Single by Cyndi Grecco

from the album Making Our Dreams Come True
- B-side: "Watching You"
- Released: May 1976
- Recorded: 1976
- Genre: Pop
- Length: 2:29
- Label: Private Stock Records 45086
- Songwriters: Charles Fox, Norman Gimbel
- Producers: Charles Fox, Janna Merlyn Feliciano

Cyndi Grecco singles chronology
|  | "Making Our Dreams Come True" (1976) | "I Think I Can Make It" (1976) |

= Making Our Dreams Come True =

"Making Our Dreams Come True" is a 1976 hit single written by Charles Fox and Norman Gimbel. It was recorded by Cyndi Grecco, then an unknown musician. The title track of her debut album, it was also used as the theme song to the 1976–1983 television sitcom Laverne & Shirley (where it was titled "We're Gonna Make It" in the first-season end credits).

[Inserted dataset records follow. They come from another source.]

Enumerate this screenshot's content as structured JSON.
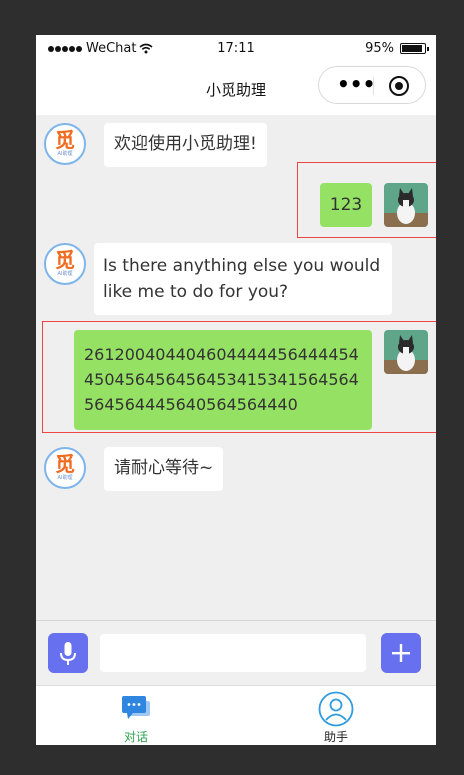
{
  "status_bar": {
    "carrier": "WeChat",
    "time": "17:11",
    "battery": "95%"
  },
  "nav": {
    "title": "小觅助理"
  },
  "avatar_ai": {
    "glyph": "觅",
    "caption": "AI助理"
  },
  "messages": [
    {
      "from": "assistant",
      "text": "欢迎使用小觅助理!"
    },
    {
      "from": "user",
      "text": "123"
    },
    {
      "from": "assistant",
      "text": "Is there anything else you would like me to do for you?"
    },
    {
      "from": "user",
      "text": "261200404404604444456444454450456456456453415341564564564564445640564564440"
    },
    {
      "from": "assistant",
      "text": "请耐心等待~"
    }
  ],
  "input": {
    "placeholder": "",
    "value": ""
  },
  "tabs": [
    {
      "label": "对话",
      "active": true
    },
    {
      "label": "助手",
      "active": false
    }
  ],
  "colors": {
    "user_bubble": "#95e163",
    "assistant_bubble": "#ffffff",
    "accent_button": "#6770ee",
    "active_tab": "#2ea44f"
  }
}
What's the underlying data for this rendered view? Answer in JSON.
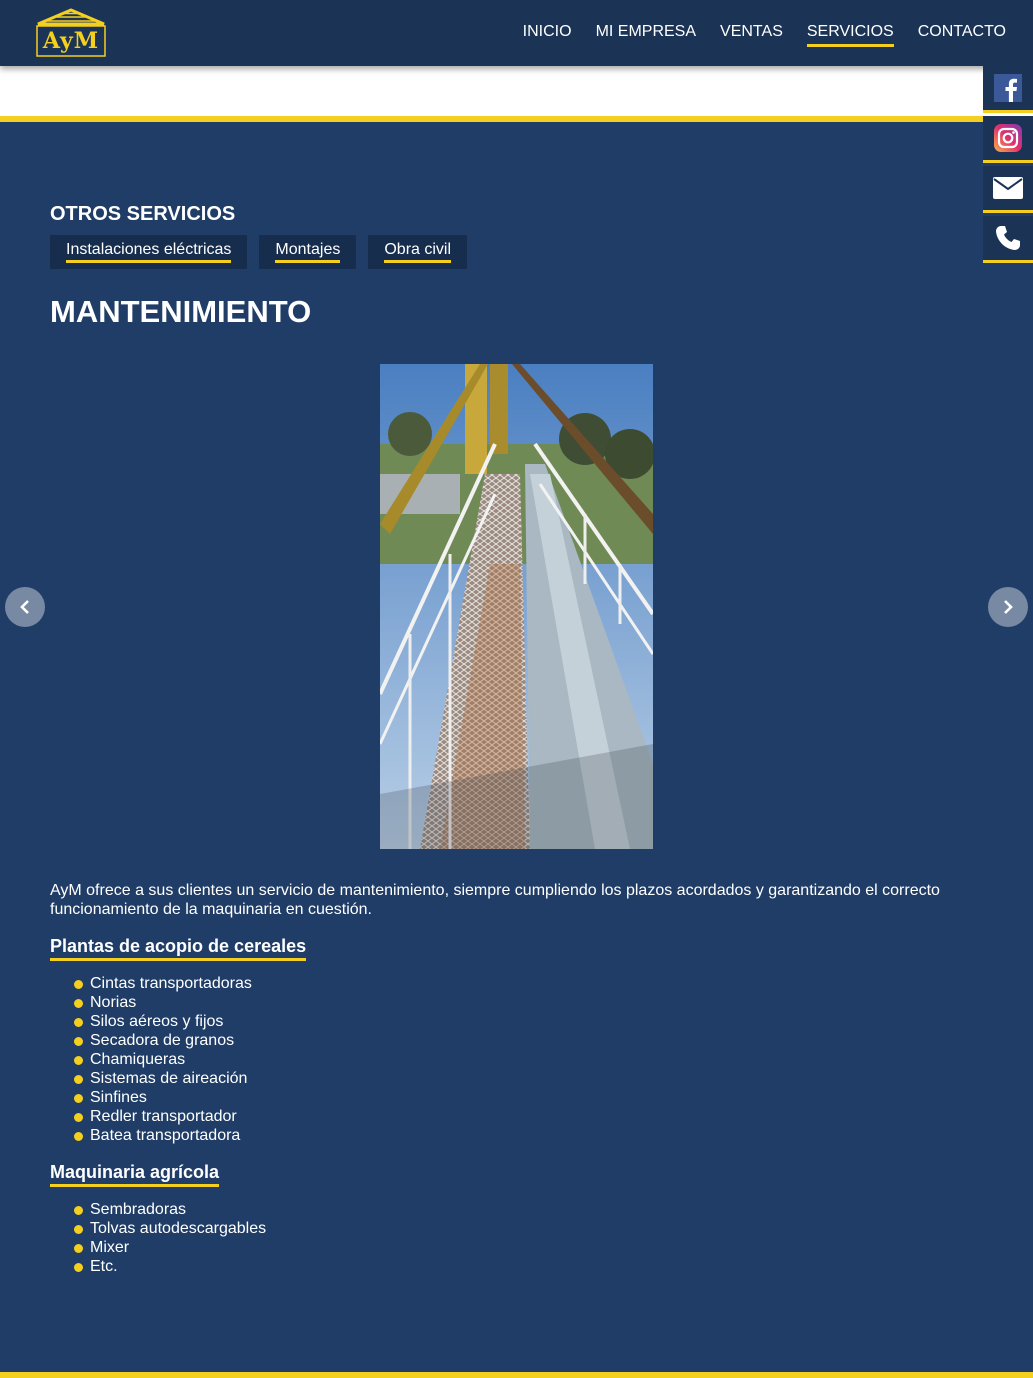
{
  "header": {
    "logo_text": "AyM",
    "nav": [
      {
        "label": "INICIO",
        "active": false
      },
      {
        "label": "MI EMPRESA",
        "active": false
      },
      {
        "label": "VENTAS",
        "active": false
      },
      {
        "label": "SERVICIOS",
        "active": true
      },
      {
        "label": "CONTACTO",
        "active": false
      }
    ]
  },
  "social": [
    "facebook-icon",
    "instagram-icon",
    "envelope-icon",
    "phone-icon"
  ],
  "main": {
    "section_label": "OTROS SERVICIOS",
    "tabs": [
      "Instalaciones eléctricas",
      "Montajes",
      "Obra civil"
    ],
    "title": "MANTENIMIENTO",
    "intro": "AyM ofrece a sus clientes un servicio de mantenimiento, siempre cumpliendo los plazos acordados y garantizando el correcto funcionamiento de la maquinaria en cuestión.",
    "groups": [
      {
        "heading": "Plantas de acopio de cereales",
        "items": [
          "Cintas transportadoras",
          "Norias",
          "Silos aéreos y fijos",
          "Secadora de granos",
          "Chamiqueras",
          "Sistemas de aireación",
          "Sinfines",
          "Redler transportador",
          "Batea transportadora"
        ]
      },
      {
        "heading": "Maquinaria agrícola",
        "items": [
          "Sembradoras",
          "Tolvas autodescargables",
          "Mixer",
          "Etc."
        ]
      }
    ]
  },
  "colors": {
    "background": "#1f3d66",
    "header": "#1b3355",
    "accent": "#f5cf1f"
  }
}
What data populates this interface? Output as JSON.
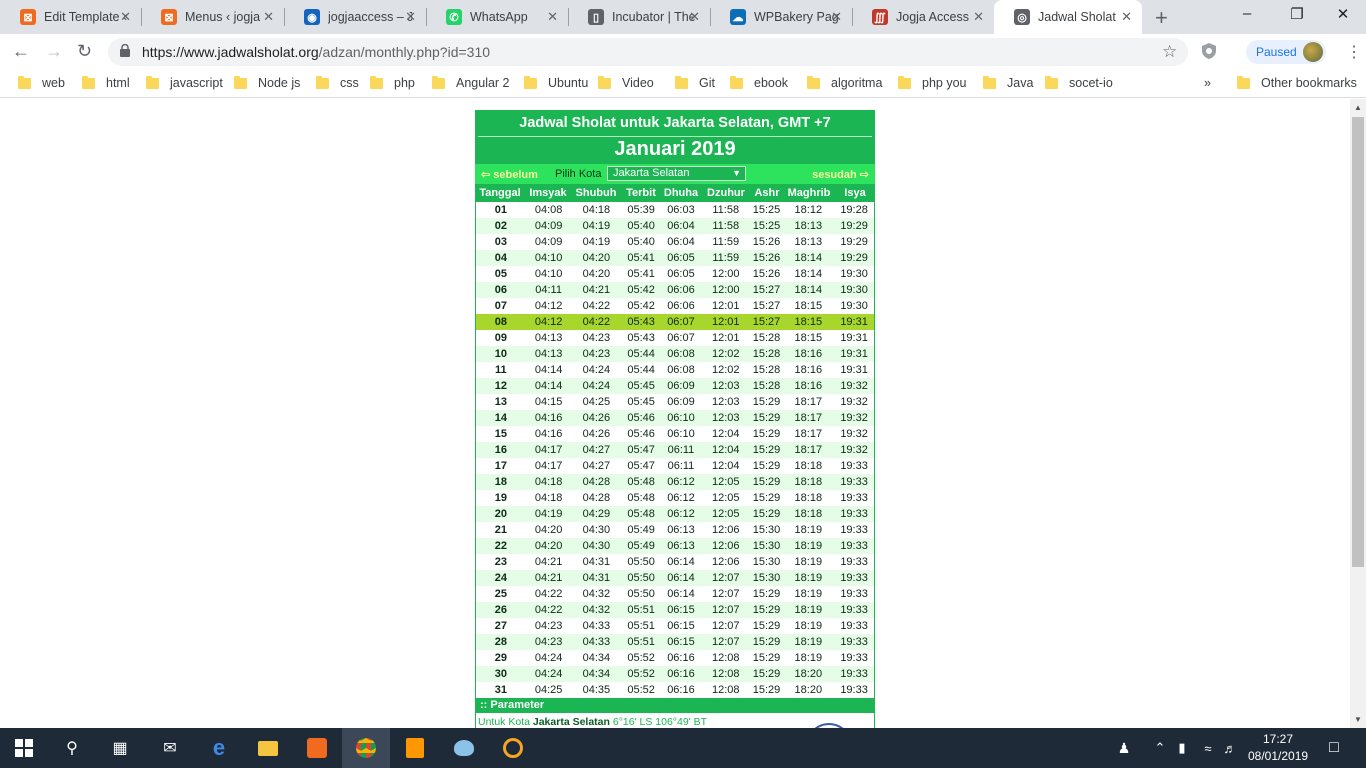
{
  "browser": {
    "tabs": [
      {
        "title": "Edit Template ‹",
        "icon": "xampp-icon",
        "color": "#f06a1f"
      },
      {
        "title": "Menus ‹ jogja",
        "icon": "xampp-icon",
        "color": "#f06a1f"
      },
      {
        "title": "jogjaaccess – J",
        "icon": "vpn-icon",
        "color": "#1565c0"
      },
      {
        "title": "WhatsApp",
        "icon": "whatsapp-icon",
        "color": "#25d366"
      },
      {
        "title": "Incubator | The",
        "icon": "document-icon",
        "color": "#5f6368"
      },
      {
        "title": "WPBakery Pag",
        "icon": "wpbakery-icon",
        "color": "#0d6eb8"
      },
      {
        "title": "Jogja Access",
        "icon": "site-icon",
        "color": "#c0392b"
      },
      {
        "title": "Jadwal Sholat",
        "icon": "globe-icon",
        "color": "#5f6368"
      }
    ],
    "url_host": "https://www.jadwalsholat.org",
    "url_path": "/adzan/monthly.php?id=310",
    "profile_label": "Paused",
    "bookmarks": [
      "web",
      "html",
      "javascript",
      "Node js",
      "css",
      "php",
      "Angular 2",
      "Ubuntu",
      "Video",
      "Git",
      "ebook",
      "algoritma",
      "php you",
      "Java",
      "socet-io"
    ],
    "overflow_label": "»",
    "other_bookmarks": "Other bookmarks"
  },
  "page": {
    "title": "Jadwal Sholat untuk Jakarta Selatan, GMT +7",
    "month": "Januari 2019",
    "prev_label": "sebelum",
    "next_label": "sesudah",
    "city_label": "Pilih Kota",
    "city_value": "Jakarta Selatan",
    "columns": [
      "Tanggal",
      "Imsyak",
      "Shubuh",
      "Terbit",
      "Dhuha",
      "Dzuhur",
      "Ashr",
      "Maghrib",
      "Isya"
    ],
    "highlight_day": "08",
    "rows": [
      [
        "01",
        "04:08",
        "04:18",
        "05:39",
        "06:03",
        "11:58",
        "15:25",
        "18:12",
        "19:28"
      ],
      [
        "02",
        "04:09",
        "04:19",
        "05:40",
        "06:04",
        "11:58",
        "15:25",
        "18:13",
        "19:29"
      ],
      [
        "03",
        "04:09",
        "04:19",
        "05:40",
        "06:04",
        "11:59",
        "15:26",
        "18:13",
        "19:29"
      ],
      [
        "04",
        "04:10",
        "04:20",
        "05:41",
        "06:05",
        "11:59",
        "15:26",
        "18:14",
        "19:29"
      ],
      [
        "05",
        "04:10",
        "04:20",
        "05:41",
        "06:05",
        "12:00",
        "15:26",
        "18:14",
        "19:30"
      ],
      [
        "06",
        "04:11",
        "04:21",
        "05:42",
        "06:06",
        "12:00",
        "15:27",
        "18:14",
        "19:30"
      ],
      [
        "07",
        "04:12",
        "04:22",
        "05:42",
        "06:06",
        "12:01",
        "15:27",
        "18:15",
        "19:30"
      ],
      [
        "08",
        "04:12",
        "04:22",
        "05:43",
        "06:07",
        "12:01",
        "15:27",
        "18:15",
        "19:31"
      ],
      [
        "09",
        "04:13",
        "04:23",
        "05:43",
        "06:07",
        "12:01",
        "15:28",
        "18:15",
        "19:31"
      ],
      [
        "10",
        "04:13",
        "04:23",
        "05:44",
        "06:08",
        "12:02",
        "15:28",
        "18:16",
        "19:31"
      ],
      [
        "11",
        "04:14",
        "04:24",
        "05:44",
        "06:08",
        "12:02",
        "15:28",
        "18:16",
        "19:31"
      ],
      [
        "12",
        "04:14",
        "04:24",
        "05:45",
        "06:09",
        "12:03",
        "15:28",
        "18:16",
        "19:32"
      ],
      [
        "13",
        "04:15",
        "04:25",
        "05:45",
        "06:09",
        "12:03",
        "15:29",
        "18:17",
        "19:32"
      ],
      [
        "14",
        "04:16",
        "04:26",
        "05:46",
        "06:10",
        "12:03",
        "15:29",
        "18:17",
        "19:32"
      ],
      [
        "15",
        "04:16",
        "04:26",
        "05:46",
        "06:10",
        "12:04",
        "15:29",
        "18:17",
        "19:32"
      ],
      [
        "16",
        "04:17",
        "04:27",
        "05:47",
        "06:11",
        "12:04",
        "15:29",
        "18:17",
        "19:32"
      ],
      [
        "17",
        "04:17",
        "04:27",
        "05:47",
        "06:11",
        "12:04",
        "15:29",
        "18:18",
        "19:33"
      ],
      [
        "18",
        "04:18",
        "04:28",
        "05:48",
        "06:12",
        "12:05",
        "15:29",
        "18:18",
        "19:33"
      ],
      [
        "19",
        "04:18",
        "04:28",
        "05:48",
        "06:12",
        "12:05",
        "15:29",
        "18:18",
        "19:33"
      ],
      [
        "20",
        "04:19",
        "04:29",
        "05:48",
        "06:12",
        "12:05",
        "15:29",
        "18:18",
        "19:33"
      ],
      [
        "21",
        "04:20",
        "04:30",
        "05:49",
        "06:13",
        "12:06",
        "15:30",
        "18:19",
        "19:33"
      ],
      [
        "22",
        "04:20",
        "04:30",
        "05:49",
        "06:13",
        "12:06",
        "15:30",
        "18:19",
        "19:33"
      ],
      [
        "23",
        "04:21",
        "04:31",
        "05:50",
        "06:14",
        "12:06",
        "15:30",
        "18:19",
        "19:33"
      ],
      [
        "24",
        "04:21",
        "04:31",
        "05:50",
        "06:14",
        "12:07",
        "15:30",
        "18:19",
        "19:33"
      ],
      [
        "25",
        "04:22",
        "04:32",
        "05:50",
        "06:14",
        "12:07",
        "15:29",
        "18:19",
        "19:33"
      ],
      [
        "26",
        "04:22",
        "04:32",
        "05:51",
        "06:15",
        "12:07",
        "15:29",
        "18:19",
        "19:33"
      ],
      [
        "27",
        "04:23",
        "04:33",
        "05:51",
        "06:15",
        "12:07",
        "15:29",
        "18:19",
        "19:33"
      ],
      [
        "28",
        "04:23",
        "04:33",
        "05:51",
        "06:15",
        "12:07",
        "15:29",
        "18:19",
        "19:33"
      ],
      [
        "29",
        "04:24",
        "04:34",
        "05:52",
        "06:16",
        "12:08",
        "15:29",
        "18:19",
        "19:33"
      ],
      [
        "30",
        "04:24",
        "04:34",
        "05:52",
        "06:16",
        "12:08",
        "15:29",
        "18:20",
        "19:33"
      ],
      [
        "31",
        "04:25",
        "04:35",
        "05:52",
        "06:16",
        "12:08",
        "15:29",
        "18:20",
        "19:33"
      ]
    ],
    "param_header": ":: Parameter",
    "param_prefix": "Untuk Kota",
    "param_city": "Jakarta Selatan",
    "param_coords": "6°16' LS 106°49' BT"
  },
  "taskbar": {
    "time": "17:27",
    "date": "08/01/2019"
  },
  "colors": {
    "accent_green": "#1bb553",
    "nav_green": "#2de35e",
    "row_alt": "#e5fde6",
    "highlight": "#a9d62d"
  }
}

"Making Our Dreams Come True" reached number 25 on the U.S. Billboard Hot 100 and number 21 on the Cash Box Top 100. The song reached number 16 in Canada on the RPM Weekly Top Singles chart. It spent 16 weeks on the U.S. charts, peaking in early July, and also reached number 13 on the Adult Contemporary chart. To date, it is Grecco's lone record to reach any chart.

==Chart performance==

===Weekly charts===

| Chart (1976) | Peak position |
|---|---|
| Australia Kent Music Report | 65 |
| Canadian RPM Top Singles | 16 |
| U.S. Billboard Adult Contemporary | 13 |
| U.S. Billboard Hot 100 | 25 |
| U.S. Cash Box Top 100 | 21 |

===Year-end charts===

| Chart (1976) | Rank |
|---|---|
| Canada | 141 |
| U.S. (Joel Whitburn's Pop Annual) | 150 |

==Cover versions==
Johnny Cash covered the song for a commercial for Nissan, highlighting the Japanese automaker's American workforce. As of 2023, the recording has yet to be officially released.

A country version of the song was used in the game Wasteland 3 for the final boss fight of the second DLC, The Cult of the Holy Detonation.